Багровый лепесток и белый
Шрифт:
Агнес подходит к зеркалу, вглядывается в свое лицо. Она почти уже прожила половину третьего десятка лет, и впереди замаячил призрак старения. Ей необходимо соблюдать крайнюю осторожность, только так сможет она уберечься от увядания и распада, ибо существуют беды, против которых бессилен и сон. Каждую ночь Агнес отправляется в Обитель Целительной Силы, где небесные сестры утешают и нежат ее, однако, если она появляется у их увитых плющом ворот в состоянии слишком плачевном, сестры покачивают головами и ласково выговаривают ей. И тогда Агнес понимает — проснувшись поутру, она почувствует боль.
Боль она чувствует и сейчас. В правом глазу мельтешат подобия падающих снежинок, и какой-то пульсик
На лбу ее, слева, имеется почти невидимый под нависающим над левым глазом полумесяцем золотистых волос шрам, приобретенный ею еще в детстве, при падении. Это ее навечный, нестираемый изъян. Как ужасна ранимость плоти! Агнес хмурится, но тут же спохватывается и старается снова разгладить кожу лба — из страха, что морщины прилипнут к нему навсегда.
Она закрывает глаза, воображая стоящего рядом ангела-хранителя. Прохладные, гладкие, как алебастр, ладони ложатся ей на виски, массируя их. Призрачные пальцы проникают под кожу и погружаются внутрь головы, бестелесные и все-таки доставляющие наслаждение — не меньшее, чем ногти, которыми скребешь расчесанное место. Пальцы отыскивают источник боли и вытягивают его, и целый ком Зла изымается из души Агнес, точно паутинка белых прожилок из апельсина. Агнес содрогается от удовольствия, от ощущения, что нагая душа ее очистилась.

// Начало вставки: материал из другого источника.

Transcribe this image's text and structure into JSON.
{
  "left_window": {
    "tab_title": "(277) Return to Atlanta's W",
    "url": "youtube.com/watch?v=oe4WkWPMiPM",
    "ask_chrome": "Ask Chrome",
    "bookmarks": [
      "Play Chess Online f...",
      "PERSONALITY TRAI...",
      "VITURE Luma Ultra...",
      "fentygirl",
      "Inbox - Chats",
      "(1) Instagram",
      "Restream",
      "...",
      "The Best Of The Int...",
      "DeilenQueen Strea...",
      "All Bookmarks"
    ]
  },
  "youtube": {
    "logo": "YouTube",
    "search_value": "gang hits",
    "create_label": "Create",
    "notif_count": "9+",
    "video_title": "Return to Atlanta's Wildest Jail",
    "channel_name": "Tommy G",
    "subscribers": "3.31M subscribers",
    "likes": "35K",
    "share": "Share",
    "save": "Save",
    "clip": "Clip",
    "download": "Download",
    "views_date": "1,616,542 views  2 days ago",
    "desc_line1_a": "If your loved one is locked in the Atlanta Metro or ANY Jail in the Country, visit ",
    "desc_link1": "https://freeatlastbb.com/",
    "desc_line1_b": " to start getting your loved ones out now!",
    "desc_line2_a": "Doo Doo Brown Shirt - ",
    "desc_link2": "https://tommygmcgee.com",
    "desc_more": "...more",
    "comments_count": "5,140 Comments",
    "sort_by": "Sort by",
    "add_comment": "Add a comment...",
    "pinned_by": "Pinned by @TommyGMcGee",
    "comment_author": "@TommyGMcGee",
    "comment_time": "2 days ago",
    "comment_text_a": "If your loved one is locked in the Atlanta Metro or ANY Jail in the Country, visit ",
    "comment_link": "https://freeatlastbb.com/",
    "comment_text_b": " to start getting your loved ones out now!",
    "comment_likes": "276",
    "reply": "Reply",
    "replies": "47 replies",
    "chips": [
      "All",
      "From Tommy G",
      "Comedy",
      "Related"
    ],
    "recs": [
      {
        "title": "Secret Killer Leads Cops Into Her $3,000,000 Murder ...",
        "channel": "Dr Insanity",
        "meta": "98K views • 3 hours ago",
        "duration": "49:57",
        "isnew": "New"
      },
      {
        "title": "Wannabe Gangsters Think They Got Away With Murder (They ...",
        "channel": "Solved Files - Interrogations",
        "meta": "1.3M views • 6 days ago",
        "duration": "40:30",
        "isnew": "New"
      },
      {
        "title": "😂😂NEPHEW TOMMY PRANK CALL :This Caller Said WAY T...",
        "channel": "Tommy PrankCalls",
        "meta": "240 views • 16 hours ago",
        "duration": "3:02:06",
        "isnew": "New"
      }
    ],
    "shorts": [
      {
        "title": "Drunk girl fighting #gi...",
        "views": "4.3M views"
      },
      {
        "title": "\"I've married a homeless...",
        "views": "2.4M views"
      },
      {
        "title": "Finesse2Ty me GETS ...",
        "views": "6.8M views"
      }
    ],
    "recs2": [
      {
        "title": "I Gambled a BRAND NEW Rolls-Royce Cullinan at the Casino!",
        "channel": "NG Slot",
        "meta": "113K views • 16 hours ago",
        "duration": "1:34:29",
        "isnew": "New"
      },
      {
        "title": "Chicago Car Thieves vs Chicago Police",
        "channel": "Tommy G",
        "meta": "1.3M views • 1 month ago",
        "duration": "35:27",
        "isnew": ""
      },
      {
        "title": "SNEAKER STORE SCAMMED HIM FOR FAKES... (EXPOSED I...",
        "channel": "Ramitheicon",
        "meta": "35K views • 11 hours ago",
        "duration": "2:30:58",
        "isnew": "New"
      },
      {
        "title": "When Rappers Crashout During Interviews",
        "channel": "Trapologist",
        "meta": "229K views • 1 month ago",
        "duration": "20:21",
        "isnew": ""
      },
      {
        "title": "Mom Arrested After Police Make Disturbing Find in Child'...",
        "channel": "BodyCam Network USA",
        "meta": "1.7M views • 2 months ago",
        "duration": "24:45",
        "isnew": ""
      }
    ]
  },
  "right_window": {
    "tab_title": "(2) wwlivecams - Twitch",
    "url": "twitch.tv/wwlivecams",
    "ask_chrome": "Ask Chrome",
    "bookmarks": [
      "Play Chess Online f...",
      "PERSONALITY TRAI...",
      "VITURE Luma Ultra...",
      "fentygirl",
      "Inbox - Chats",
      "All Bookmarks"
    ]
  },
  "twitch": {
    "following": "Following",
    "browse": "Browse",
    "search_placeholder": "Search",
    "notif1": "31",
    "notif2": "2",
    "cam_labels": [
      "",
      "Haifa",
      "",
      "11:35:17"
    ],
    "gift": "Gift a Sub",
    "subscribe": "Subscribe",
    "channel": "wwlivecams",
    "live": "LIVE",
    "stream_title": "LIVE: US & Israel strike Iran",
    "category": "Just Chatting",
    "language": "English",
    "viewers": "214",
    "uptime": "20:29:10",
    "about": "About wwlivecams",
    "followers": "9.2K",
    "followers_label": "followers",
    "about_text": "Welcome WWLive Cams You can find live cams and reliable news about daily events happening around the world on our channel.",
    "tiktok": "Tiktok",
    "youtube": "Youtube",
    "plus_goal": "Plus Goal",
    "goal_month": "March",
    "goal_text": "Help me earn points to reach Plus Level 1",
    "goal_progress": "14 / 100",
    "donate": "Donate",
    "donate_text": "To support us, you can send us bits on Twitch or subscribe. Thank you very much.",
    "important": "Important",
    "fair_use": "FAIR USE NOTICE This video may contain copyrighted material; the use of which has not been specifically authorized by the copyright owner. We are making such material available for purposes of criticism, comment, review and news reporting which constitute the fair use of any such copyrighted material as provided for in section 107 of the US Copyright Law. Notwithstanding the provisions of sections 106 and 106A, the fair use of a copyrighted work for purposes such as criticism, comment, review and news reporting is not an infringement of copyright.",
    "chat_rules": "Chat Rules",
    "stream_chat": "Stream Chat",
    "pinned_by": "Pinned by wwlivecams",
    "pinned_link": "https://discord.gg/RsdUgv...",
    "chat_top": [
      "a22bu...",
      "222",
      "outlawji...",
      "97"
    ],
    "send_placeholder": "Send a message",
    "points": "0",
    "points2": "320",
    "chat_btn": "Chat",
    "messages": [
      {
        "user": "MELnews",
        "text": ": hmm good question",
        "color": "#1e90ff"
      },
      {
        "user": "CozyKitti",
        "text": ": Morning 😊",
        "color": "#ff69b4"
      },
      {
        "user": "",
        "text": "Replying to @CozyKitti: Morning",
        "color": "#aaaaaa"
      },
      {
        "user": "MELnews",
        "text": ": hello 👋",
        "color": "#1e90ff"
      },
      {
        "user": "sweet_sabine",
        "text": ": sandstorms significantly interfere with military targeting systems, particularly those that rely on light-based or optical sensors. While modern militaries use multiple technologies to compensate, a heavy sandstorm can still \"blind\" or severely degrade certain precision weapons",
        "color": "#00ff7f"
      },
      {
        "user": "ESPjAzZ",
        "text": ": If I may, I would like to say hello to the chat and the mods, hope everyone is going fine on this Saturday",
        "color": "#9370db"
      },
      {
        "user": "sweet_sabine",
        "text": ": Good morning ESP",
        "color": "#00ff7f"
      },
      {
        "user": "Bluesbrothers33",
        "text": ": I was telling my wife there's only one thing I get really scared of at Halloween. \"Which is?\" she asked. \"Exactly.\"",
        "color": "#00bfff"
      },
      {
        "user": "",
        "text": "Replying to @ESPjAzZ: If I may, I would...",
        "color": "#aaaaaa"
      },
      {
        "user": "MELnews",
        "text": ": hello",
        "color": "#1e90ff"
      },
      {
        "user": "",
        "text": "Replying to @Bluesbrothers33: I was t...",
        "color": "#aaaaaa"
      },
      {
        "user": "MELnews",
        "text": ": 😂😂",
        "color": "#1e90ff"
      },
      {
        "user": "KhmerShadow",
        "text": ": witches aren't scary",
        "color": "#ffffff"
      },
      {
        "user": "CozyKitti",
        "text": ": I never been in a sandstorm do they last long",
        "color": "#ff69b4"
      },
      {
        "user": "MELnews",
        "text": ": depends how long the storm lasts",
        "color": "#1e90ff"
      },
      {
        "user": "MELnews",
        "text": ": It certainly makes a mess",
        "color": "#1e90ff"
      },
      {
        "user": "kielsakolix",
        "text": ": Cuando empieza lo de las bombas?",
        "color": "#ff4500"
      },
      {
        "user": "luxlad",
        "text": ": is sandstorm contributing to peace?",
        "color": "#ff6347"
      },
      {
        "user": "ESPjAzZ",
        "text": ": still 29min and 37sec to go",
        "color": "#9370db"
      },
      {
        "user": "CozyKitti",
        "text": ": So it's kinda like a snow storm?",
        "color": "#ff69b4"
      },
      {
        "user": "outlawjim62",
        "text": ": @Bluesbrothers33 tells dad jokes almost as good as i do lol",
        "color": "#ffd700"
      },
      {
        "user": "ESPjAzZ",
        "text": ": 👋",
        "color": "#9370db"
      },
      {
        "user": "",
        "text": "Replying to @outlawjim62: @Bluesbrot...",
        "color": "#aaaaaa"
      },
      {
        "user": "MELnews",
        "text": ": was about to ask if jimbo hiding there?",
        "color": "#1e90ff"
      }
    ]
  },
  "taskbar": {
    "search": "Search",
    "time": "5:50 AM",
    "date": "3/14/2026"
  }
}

А потом, открыв глаза, с удивлением обнаруживает, что лежит, распростершись, на полу, и вглядывается в медленно вращающийся потолок и в перевернутое вверх ногами озабоченное лицо Клары.
— Может быть, послать за помощью, мадам? — спрашивает служанка.
— Разумеется, нет, — отвечает Агнес. — Я прекрасно себя чувствую.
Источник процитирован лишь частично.